There was above average numbers of non resident hunters in that area. all of the locals that i talked to said that this was the largest number of hunters in years. I hunted there the same weekend as you also and yes the birds were extremely skidish. we did manage our birds but it was tough. It all depends on the year and what the weather is like. sorry for your misfortune next year might be better.


----------



## weedy0720 (Oct 17, 2005)

I somewhat agree with Bandcollector02. We hunted 15 mi south of Vally City last weekend. We did see a lot of Ducks but once the wind switch from the South on Thurs to strong N and NW winds Friday and Saturday, the birds took that opportunity to catch a "free ride" to warmer climes. Most of the birds we saw were not even in AAA range.

Last weekend was my first every trip to ND Duck Hunting. I stopped Duck Hunting 5 years ago as, most of you are aware, MN has hit a low point with Ducks. I must tell you it was wonderful to get back out again. Nothing better than sitting in your blind, watching the sun rise, and hearing the "divers" flying overhead and Mach 5.


----------



## fishunt (Jan 24, 2004)

try three or four decoys 20 yards away from shore and they will come to u or figure it up where u set it up where the wind direction u will need to study the winds and set it up the decoys 24 or more decoys .... sometime I play around and threw three decoys and I got limited fast enough so good luck


----------



## chad lee (Oct 31, 2005)

wej slaughtered them for an average of 40 birds a day. they did not decoy well though you had to talk real sweet ot them to get them in. feed chuckles worked the best followed by a lonesome hen the laydown.

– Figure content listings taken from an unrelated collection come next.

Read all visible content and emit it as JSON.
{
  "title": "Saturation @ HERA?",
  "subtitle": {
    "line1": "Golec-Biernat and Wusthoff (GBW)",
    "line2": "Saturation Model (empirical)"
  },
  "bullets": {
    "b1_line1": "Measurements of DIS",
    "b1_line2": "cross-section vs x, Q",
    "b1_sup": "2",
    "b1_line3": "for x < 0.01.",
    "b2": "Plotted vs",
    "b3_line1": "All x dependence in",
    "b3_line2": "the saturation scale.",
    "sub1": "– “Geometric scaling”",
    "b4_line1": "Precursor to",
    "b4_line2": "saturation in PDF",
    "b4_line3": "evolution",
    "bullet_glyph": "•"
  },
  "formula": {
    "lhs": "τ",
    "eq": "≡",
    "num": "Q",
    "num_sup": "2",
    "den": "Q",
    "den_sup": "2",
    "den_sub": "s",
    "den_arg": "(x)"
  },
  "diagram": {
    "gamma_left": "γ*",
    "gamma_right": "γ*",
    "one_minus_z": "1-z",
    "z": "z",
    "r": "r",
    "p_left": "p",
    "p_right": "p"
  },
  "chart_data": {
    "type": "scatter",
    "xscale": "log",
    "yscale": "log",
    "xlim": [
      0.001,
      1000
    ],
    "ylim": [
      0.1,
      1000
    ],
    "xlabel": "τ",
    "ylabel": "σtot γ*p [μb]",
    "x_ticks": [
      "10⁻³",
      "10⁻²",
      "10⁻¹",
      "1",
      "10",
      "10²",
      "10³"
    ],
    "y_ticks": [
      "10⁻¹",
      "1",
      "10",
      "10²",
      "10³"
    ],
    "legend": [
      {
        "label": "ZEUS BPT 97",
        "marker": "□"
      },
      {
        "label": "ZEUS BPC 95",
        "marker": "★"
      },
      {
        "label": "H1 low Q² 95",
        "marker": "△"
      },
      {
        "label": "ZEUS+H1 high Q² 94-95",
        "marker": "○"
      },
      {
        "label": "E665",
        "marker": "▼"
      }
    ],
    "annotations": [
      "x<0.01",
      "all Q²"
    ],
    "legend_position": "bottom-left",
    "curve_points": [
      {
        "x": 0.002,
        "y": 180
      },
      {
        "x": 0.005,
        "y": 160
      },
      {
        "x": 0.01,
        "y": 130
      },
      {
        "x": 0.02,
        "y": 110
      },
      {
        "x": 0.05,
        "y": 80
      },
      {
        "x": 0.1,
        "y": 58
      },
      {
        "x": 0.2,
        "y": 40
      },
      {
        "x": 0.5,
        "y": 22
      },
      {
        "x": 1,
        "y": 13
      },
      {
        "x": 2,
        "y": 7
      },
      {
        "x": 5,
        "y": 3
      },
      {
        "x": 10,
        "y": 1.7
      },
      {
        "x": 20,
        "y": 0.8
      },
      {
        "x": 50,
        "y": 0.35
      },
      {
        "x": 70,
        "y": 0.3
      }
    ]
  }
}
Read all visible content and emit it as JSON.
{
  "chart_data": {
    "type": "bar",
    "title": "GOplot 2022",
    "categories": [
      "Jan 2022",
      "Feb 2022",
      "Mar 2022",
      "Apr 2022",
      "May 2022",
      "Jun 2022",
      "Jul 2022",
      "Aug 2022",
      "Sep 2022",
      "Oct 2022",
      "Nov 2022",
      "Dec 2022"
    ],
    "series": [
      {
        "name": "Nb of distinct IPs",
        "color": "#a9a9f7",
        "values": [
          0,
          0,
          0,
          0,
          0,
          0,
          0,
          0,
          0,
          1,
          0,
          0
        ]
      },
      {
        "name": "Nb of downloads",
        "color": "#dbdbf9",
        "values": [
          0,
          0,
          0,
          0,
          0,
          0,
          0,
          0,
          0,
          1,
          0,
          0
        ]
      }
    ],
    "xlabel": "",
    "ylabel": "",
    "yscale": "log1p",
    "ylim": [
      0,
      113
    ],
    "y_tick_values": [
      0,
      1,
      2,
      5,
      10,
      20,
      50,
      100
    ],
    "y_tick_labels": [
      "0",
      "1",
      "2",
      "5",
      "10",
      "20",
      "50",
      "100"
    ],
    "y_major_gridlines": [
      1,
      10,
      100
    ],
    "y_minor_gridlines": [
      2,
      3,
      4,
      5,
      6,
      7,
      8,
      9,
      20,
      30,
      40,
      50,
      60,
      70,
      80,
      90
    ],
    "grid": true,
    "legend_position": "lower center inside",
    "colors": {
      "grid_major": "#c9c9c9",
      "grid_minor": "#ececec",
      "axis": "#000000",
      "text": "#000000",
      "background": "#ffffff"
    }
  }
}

we killed mostly mallards.

you can see our picture at the spiritwater inn website on front page.


----------



## jewer3303 (Sep 15, 2005)

i had an awesome hunt, one the best i had ever had this weekend. I have never shot more greenheadsd in one weekend and they were always around, ther was never a minute that we didnt see birds. i cant wait tell those migraters get here though, its gonna be fun!


----------